Legends about Ungern began to be created
shortly after his death, most prominently by a Polish fantast named Ferdinand
Ossendowski whose book Beasts, Men and Gods was a best seller in the West. It
purported to be true – Ossendowski knew Ungern in Urga – but was almost
entirely made up.
(That was obvious to people who
really knew what happened at the time. Sven Hedin, the great Swedish explorer,
wrote a pamphlet about him entitled Ossendowski and the Truth: Two Strangers.

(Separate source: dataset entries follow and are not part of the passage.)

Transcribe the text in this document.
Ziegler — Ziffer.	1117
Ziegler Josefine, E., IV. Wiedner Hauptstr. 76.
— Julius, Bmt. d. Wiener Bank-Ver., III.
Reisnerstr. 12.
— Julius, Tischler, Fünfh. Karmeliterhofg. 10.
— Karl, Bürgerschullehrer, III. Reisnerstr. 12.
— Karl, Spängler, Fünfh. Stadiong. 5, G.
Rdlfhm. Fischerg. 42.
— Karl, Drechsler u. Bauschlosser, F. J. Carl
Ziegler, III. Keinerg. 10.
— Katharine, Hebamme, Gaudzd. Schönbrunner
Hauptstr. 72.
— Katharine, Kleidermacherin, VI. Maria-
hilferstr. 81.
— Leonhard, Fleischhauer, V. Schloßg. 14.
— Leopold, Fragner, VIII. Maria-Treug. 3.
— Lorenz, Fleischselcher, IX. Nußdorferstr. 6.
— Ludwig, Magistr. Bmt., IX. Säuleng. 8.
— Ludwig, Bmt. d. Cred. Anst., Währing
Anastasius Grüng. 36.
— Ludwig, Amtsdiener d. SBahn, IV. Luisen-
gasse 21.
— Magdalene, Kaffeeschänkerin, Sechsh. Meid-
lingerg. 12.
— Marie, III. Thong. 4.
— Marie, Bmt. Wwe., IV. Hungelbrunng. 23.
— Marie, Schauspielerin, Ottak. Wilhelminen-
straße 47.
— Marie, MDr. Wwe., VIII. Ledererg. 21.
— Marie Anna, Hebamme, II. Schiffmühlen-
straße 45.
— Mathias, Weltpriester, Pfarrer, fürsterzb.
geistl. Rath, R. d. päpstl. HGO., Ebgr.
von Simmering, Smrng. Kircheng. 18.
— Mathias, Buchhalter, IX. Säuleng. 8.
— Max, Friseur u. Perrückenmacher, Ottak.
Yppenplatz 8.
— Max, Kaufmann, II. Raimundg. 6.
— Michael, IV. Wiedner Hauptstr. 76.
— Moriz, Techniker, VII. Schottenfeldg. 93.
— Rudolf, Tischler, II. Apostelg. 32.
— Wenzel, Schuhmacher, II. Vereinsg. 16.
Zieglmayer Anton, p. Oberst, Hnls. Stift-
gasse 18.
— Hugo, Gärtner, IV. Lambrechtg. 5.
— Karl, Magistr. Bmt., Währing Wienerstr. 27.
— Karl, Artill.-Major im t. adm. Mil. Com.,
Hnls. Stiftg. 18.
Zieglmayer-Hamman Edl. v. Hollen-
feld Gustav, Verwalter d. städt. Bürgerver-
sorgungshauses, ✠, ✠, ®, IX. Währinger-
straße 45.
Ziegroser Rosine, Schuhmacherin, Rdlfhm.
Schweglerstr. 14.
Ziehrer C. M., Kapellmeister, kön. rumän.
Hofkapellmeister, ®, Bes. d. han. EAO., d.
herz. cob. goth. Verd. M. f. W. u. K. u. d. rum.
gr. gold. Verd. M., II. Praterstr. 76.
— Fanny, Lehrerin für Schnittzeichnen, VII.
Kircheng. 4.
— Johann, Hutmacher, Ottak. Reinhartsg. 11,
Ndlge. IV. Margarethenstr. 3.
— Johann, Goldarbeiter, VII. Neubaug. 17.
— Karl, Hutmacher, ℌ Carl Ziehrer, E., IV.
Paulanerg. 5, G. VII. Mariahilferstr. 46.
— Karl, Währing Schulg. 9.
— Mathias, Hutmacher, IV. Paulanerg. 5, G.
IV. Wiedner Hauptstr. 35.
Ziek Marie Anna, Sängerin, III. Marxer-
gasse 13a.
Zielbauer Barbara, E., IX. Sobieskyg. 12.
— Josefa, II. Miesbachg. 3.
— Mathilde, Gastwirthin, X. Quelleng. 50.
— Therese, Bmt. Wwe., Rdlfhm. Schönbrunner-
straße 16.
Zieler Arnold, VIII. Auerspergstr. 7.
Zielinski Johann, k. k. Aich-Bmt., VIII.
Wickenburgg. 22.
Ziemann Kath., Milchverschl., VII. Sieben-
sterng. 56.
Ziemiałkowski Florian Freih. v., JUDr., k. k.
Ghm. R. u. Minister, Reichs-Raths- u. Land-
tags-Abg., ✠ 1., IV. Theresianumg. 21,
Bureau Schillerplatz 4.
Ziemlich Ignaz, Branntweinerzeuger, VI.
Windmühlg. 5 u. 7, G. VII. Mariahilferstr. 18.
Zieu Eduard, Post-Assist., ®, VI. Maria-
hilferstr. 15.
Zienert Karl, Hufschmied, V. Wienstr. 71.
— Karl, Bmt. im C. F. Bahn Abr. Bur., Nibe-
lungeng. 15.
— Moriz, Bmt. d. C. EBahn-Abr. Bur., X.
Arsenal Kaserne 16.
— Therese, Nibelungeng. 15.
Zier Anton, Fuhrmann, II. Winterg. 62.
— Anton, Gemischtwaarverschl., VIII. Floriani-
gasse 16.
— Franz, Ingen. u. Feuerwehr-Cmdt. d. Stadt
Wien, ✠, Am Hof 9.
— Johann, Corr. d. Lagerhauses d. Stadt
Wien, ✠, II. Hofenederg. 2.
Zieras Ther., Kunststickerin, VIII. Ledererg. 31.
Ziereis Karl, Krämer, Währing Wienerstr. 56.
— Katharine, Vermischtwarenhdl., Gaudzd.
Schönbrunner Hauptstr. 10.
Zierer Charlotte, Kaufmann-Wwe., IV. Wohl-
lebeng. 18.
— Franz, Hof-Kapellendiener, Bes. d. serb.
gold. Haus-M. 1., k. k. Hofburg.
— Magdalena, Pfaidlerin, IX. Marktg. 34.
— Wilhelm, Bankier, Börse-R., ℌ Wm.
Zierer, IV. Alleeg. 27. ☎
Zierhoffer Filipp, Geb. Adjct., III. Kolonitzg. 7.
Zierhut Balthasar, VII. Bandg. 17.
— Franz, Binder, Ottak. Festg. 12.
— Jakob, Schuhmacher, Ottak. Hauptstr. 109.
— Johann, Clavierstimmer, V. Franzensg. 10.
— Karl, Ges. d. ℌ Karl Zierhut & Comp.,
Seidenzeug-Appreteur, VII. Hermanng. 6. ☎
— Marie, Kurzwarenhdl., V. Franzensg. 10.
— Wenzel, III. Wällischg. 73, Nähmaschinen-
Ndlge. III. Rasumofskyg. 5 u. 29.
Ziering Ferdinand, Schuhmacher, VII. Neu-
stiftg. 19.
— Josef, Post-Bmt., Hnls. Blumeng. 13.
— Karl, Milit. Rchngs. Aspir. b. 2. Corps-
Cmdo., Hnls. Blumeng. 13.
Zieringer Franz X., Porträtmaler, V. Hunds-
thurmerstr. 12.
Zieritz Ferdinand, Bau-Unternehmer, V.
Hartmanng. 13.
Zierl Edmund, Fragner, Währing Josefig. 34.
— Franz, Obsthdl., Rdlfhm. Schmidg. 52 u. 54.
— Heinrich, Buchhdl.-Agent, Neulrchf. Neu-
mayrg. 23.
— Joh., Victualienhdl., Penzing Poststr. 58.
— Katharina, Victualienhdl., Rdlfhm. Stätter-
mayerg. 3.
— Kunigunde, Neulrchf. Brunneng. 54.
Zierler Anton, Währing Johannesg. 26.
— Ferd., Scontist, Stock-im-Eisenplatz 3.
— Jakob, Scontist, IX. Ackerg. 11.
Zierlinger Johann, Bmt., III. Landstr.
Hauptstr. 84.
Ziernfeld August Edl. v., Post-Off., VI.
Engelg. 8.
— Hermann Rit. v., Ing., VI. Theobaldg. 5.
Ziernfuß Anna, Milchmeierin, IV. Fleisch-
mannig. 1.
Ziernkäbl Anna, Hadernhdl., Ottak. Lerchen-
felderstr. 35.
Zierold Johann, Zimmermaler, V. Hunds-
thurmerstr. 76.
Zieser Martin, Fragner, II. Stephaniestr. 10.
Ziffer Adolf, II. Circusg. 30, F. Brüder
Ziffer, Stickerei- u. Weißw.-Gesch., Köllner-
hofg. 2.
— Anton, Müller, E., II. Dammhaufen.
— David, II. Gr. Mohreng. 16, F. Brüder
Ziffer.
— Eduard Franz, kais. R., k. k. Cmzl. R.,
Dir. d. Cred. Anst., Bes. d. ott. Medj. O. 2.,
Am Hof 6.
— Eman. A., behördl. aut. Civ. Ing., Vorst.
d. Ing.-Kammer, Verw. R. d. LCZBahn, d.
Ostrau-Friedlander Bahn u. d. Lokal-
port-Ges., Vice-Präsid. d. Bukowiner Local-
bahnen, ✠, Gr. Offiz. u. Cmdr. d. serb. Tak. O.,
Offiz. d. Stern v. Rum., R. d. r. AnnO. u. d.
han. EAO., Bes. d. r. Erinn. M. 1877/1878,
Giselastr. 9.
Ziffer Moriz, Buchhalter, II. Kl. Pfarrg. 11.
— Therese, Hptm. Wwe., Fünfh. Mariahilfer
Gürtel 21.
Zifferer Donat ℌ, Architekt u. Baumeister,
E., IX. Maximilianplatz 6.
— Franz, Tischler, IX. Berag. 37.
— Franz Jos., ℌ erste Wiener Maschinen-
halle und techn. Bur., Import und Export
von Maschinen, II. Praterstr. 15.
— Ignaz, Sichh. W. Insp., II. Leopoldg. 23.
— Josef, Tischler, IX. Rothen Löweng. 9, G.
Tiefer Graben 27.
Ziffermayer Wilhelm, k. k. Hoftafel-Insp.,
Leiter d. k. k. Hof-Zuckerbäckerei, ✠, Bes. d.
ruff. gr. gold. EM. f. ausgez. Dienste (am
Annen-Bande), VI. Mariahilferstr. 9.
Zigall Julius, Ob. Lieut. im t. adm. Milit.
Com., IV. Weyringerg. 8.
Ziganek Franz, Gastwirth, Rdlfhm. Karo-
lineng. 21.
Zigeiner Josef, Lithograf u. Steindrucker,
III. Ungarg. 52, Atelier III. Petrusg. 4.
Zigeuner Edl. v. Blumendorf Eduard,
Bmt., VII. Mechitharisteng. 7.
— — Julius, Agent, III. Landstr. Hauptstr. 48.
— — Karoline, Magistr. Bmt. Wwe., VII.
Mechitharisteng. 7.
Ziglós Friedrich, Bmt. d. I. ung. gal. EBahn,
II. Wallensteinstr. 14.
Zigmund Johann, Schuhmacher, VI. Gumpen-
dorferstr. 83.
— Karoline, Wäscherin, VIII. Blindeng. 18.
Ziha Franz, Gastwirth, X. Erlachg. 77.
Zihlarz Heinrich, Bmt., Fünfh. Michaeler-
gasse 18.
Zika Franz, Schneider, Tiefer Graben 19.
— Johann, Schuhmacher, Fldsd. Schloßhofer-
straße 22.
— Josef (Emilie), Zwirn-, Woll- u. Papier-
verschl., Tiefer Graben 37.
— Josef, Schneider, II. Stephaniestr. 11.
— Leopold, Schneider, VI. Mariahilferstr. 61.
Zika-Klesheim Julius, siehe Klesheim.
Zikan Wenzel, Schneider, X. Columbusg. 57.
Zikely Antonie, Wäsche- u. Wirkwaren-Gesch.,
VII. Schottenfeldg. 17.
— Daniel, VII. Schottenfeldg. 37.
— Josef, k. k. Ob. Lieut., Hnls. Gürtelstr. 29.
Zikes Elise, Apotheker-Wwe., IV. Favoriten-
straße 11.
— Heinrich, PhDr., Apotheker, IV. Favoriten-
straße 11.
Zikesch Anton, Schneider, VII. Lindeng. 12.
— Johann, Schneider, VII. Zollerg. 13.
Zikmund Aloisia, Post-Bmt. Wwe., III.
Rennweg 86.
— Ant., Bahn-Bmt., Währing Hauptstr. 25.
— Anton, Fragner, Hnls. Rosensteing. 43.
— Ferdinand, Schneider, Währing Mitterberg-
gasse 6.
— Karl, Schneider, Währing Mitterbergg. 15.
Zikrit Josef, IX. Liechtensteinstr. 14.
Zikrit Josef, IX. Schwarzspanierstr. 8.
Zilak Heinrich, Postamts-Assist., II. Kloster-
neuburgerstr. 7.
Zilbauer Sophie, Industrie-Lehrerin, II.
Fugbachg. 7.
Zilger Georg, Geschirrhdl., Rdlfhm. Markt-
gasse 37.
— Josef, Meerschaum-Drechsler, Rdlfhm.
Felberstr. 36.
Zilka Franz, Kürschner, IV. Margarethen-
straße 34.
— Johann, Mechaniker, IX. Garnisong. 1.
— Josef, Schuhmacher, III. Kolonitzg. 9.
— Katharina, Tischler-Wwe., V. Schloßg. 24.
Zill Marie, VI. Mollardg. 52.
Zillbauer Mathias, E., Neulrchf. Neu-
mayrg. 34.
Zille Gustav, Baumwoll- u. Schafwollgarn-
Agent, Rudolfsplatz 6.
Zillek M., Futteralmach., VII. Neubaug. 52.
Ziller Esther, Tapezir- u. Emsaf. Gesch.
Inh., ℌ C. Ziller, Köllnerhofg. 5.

Other commentators like Dmitry Pershin with direct experience were even more
brutal.).
Also important at the birth of the
Ungern legend was Arseny Nesmelov, a Russian émigré in Harbin who wrote “The
Ballad about the Dauria Baron” in 1928, an epic poem in which all gothic
elements were present and in which the baron himself was presented “almost like
a horseman of the Apocalypse.”
Most White Russian leaders were
horrified by Ungern believing him to have brought dishonor on their cause, and the
Bolsheviks of course were only too happy to present him in the darkest tones,
something that unintentionally attracted attention. See the 1948 novel Dauria
by Konstantin Sedykh and the 1971 Soviet film of the same title directed by
Viktor Tregubovich.
Ungern also attracted
the attention of the Nazis who characterized him as “the ideal Aryan” and even “the
first fascist.” There is even a legend that Alfred Rozenberg, the Nazi
ideologue, wrote a play about Ungern that played in German theaters in the
1930s, another story that for some has done nothing to distract attention from
Ungern.
At the end of the Soviet period and the
beginning of the Russian one, both Russian historians and Western ones sought
to wade through the mythology; but Mikhalyev says that even the best of them
were profoundly affected by what they sought to dispel. (See academia.edu/7730735/Кузьмин_С.Л._2011._История_барона_Унгерна_опыт_реконструкции._М._КМК_).
The baron’s legend has continued to grow
and metasticize, with various political trends “from nationalists to
monarchists” finding their own Ungerns. Grand Duke Vladimir Kirillovich, the
father of the pretender to the Russian throne, even called Ungern the equal of
philosophers Petr Savitsky and Lev Karsavin!
Mikhalyev says that “by the level of
mythologization, the personality of Ungern is comparable only with the figure
of Chapayev.”
“Of all the leaders of the White Movement,”
Mikhalyev says, “Baron von Ungern-Sternberg became a significant figure not
only in Russia and Germany of the 1930s and 1940s but also in Mongolia.” That
has continued: Ungern’s visage now appears on football shirts and on fake
Buddhist icons.
The Buryat historian says that the
main reason for this is that Ungern in his mythologized form represents “a
certain ‘revolt against the contemporary world,” one in which the Middle Ages
are viewed as organic and good and the modern age as artificial and
defective. That is why there is so much
talk about the black baron, the god of war, and so on.
As Mikhalyev documents, the number
of books, nominally history, openly novelistic, and even cartoons, has risen since
the end of Soviet times. Each offers its reader a vision of Ungern designed to
fit what that individual wants. Given how many disputes there are about the
Dauria gothic world, that is easy – and very likely to continue.